5. Some people are just crazy smart. Who cares? (I know you do, because I do, too.)

 This is related to the last point about your GPA. Some of your peers will make 100s on the hardest exams and it will baffle you because... how!? I still don't know how some people do it, but it's honestly none of my business. It's been a lifelong journey not to compare myself to others, but in nursing school, its been extremely heightened and challenged. I would study for days and barely make a B, while someone else would work a night shift, come take the exam, and ace it. You have to accept that you have your own strengths and weaknesses. You have to learn how to take any downfalls and learn from them so you can do better next time. You have to learn how to move on. There is nothing more you can do about a bad grade, and it certainly doesn't help comparing yourself to others.

6. You need to network and cultivate relationships. I've said it once and I'll say it again: you need friends and supporters who understand how demanding these couple of years will be. You family and significant other will not understand completely because they aren't in your shoes, no matter how supportive and encouraging they may be. You also need to talk to your professors and faculty and create relationships with them. I have so many students who message me because they don't know what all they need to do to get that first RN job, how to interview, who to get recommendations from, etc. I encourage you to go talk to your professor during office hours, make sure they know who you are and what you stand for!

Here are a couple reasons why this is important:

     - At the end of the term, you end up with an 89.9 average, and you institution does not round. If a professor knows how hard you worked, how you may have missed an assignment because of something you didn't have control over, or how much this class means to you, there may be some leeway. You could get some extra assignments, an opportunity to do make up work, or review a test, etc. Compare this to your professor not knowing you who are or having never spoken to you. Why should they help you if you haven't helped yourself?

     - Professors are usually the ones to write letters of recommendations for your jobs, grad school applications, scholarships, etc. They can write up a template and fill in the blanks if they've never gotten to know you, but the difference between a standardized letter of recommendation and one that is backed with recall of the conversations you may have had, or knowledge of your hard work and backstory is profound.
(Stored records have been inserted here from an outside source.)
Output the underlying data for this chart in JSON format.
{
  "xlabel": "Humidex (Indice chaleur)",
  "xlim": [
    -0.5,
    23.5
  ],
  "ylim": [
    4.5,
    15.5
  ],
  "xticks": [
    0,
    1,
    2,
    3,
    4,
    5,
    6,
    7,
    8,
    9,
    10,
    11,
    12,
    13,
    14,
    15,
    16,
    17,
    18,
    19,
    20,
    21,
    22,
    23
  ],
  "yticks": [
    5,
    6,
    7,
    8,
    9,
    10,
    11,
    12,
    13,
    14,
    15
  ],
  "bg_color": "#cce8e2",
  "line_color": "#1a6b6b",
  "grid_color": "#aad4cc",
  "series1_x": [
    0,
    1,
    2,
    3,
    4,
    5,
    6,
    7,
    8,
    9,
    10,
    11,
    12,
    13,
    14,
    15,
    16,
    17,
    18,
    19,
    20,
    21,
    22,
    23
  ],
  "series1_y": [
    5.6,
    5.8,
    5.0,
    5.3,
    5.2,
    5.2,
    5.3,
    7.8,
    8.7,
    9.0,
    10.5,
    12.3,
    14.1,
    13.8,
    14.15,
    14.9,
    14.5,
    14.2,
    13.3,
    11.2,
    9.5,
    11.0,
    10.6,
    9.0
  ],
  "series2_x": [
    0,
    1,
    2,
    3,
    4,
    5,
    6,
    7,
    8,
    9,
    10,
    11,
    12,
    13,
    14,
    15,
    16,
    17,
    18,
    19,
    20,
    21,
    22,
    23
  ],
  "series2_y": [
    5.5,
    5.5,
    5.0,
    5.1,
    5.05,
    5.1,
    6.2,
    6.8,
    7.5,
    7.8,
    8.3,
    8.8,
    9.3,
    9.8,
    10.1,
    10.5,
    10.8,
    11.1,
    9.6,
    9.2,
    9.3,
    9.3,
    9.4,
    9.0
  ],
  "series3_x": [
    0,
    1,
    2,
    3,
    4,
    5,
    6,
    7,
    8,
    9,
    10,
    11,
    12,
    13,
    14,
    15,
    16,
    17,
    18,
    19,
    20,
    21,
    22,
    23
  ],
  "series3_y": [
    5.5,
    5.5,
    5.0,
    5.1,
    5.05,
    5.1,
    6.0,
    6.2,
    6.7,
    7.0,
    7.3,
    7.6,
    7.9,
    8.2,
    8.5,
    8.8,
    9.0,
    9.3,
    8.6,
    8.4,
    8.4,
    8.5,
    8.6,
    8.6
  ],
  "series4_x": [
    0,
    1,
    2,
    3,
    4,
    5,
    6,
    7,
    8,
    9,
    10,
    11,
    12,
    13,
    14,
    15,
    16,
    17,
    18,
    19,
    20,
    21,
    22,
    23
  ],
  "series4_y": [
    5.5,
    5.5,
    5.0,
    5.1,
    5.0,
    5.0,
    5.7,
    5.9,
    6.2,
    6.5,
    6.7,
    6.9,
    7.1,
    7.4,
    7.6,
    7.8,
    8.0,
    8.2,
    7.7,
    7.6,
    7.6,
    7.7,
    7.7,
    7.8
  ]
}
     - Your professors and faculty have been nurses. They have friends in every specialty, every department. They are your network. I have known so many students been connected with department managers or a nurse on the unit through the faculty. With this being said, this is also why you should always be "on your best behavior!" I know that sounds weird, but I like to think every opportunity that I have meeting with a professor or instructor a mini interview. Because they will remember that you worked hard, that you asked for help, and that you didn't just do the bare minimum. 

     - With that said, your faculty has nursing experience. They can help you see different perspectives, give you advice on how to be successful at work, and be mentor/role model. When you connect with multiple faculty, you can take bits and pieces of everyone's experiences and lessons and create your own. 

I hope that helps! These are all my own opinions and what I've learned in the past 2 years. With all of this said, keep an open mind and enjoy the journey. It's so hard and you'll cry a lot, but it is so, so rewarding and beautiful.